The Piper House, probably the only bed-and-breakfast inn operating smack in the middle of a Civil War battlefield -- and certainly the only one that once served as the headquarters of a Confederate general -- had been in danger of closing. Its operator, Douglas Reed, and the National Park Service, which administers the house and battlefield, had been unable to agree on changes to the 56-year lease he had signed in 1985.
Without some changes, Mr. Reed said, he couldn't run the house profitably. In April, he announced he would be closing Piper as of July 5.
That's when Regina and Louis Clark of Pasadena rode to the rescue. Mr. Clark, a retired Oakland, Calif., police officer who describes himself as "somewhat of a Civil War buff," read about the threatened closing in the newspaper.
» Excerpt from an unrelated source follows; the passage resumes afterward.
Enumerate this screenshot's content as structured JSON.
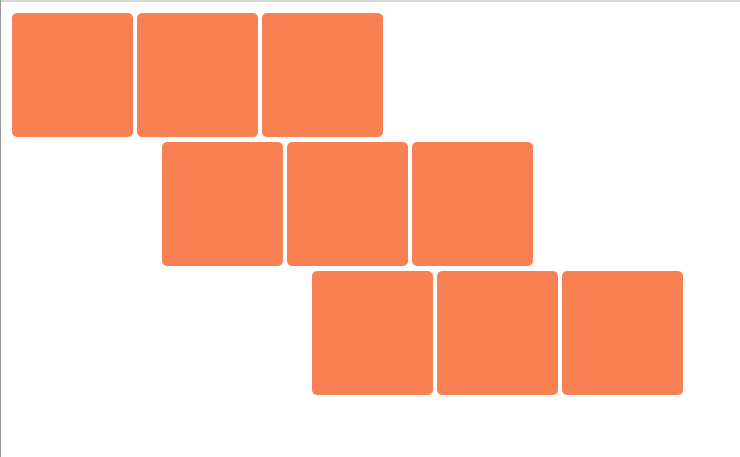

The idea of running a bed and breakfast at such a hallowed and historic site appealed to the Clarks almost instantly.
So they drove to the Western Maryland battlefield, took a look at the house, drove around the town and were hooked.
"We just fell in love with the whole area of Sharpsburg," Mr. Clark says.
The only thing left was to sell themselves to Mr. Reed. After his story appeared in newspapers throughout the country, the Hagerstown resident, who restores old homes for a living, had received offers to run the house from as far away as Texas and New York.
Mr. Reed says he seriously investigated 10 offers. All were good, but the Clarks were easily the cream of the crop.
"Everyone was made whole and happy by this thing," says Mr. Reed, noting that the money didn't vary much from offer to offer. The decision, he says, came down to what he felt would be the best match between house and human. "I wanted to feel in my heart that we had the best folks coming."
The Clarks will soon be selling their waterfront home in Pasadena and moving into the Piper House themselves. Come July 5, they assure Civil War enthusiasts, the historic home will be in good hands.